- #1

crick

- 43

- 4

Consider the circuit in figure, moving in a time ##dt## in a magnetic field ##B##, constant in time (but not uniform in space).

The flux through the surface of the circuit ##S## at time ##t## is

$$\Phi(t)=\int_{S} B \cdot da$$

And I'm totally ok with that. Nevertheless it is said that the flux at time ##t+dt## is

$$\Phi(t+dt)=\int_{S+dS} B \cdot da=\Phi(t) +\int_{dS} B \cdot da$$

i.e. ##\Phi(t+dt)## is given by the previous flux, plus the flux through the "rim" ##dS## (let's call this ##\Phi_{dS}##).

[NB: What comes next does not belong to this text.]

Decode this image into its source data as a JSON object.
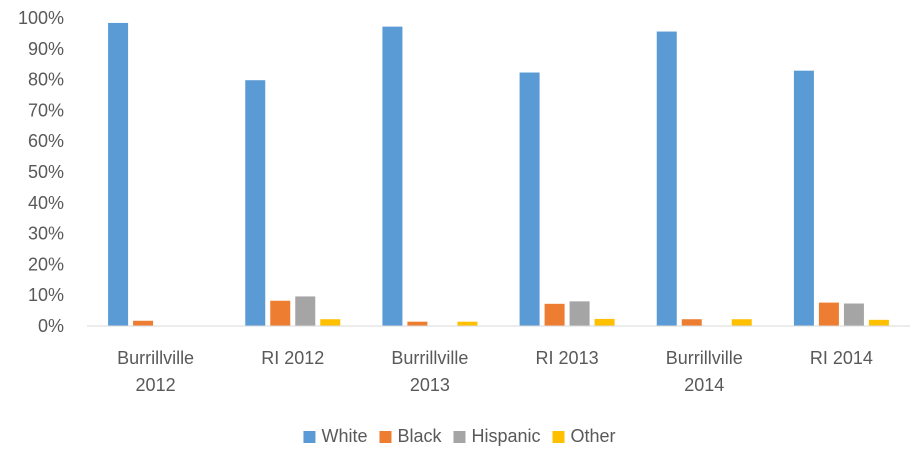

Here is the problem: I think that stating

$$-\Phi(t+dt)+\Phi(t)+\Phi_{dS}=0$$

is against the law ##\nabla \cdot B=0##. Infact, considering the volume enclosed in the circuit surface at time ##t## and ##t+dt## togheter with the surface of the "rim", then ##\Phi(t+dt)## and ##\Phi_{dS}## are outgoing fluxes from the volume, while ##\Phi(t)## is an ingoing flux in the volume.

Therefore, if the previous relation is true, than the total flux outgoing from the volume would be

$$+\Phi(t+dt)-\Phi(t)+\Phi_{dS}= 2 \Phi_{dS} \neq 0$$

Is this correct or is there something missing?

$$\mathrm{emf}=-\frac{d \Phi}{dt}=-\frac{d \Phi_{dS}}{dt} \tag{1}$$

(indicating with ##\Phi## the flux through the circuit surface ##S## and with ##\Phi_{dS}## the flux through the rim).

But, as I also see on another textbook, I think it should be

$$\mathrm{emf}=-\frac{d \Phi}{dt}=+\frac{d \Phi_{dS}}{dt} \tag{2}$$

Which of the two is the correct one, ##(1)## or ##(2)##?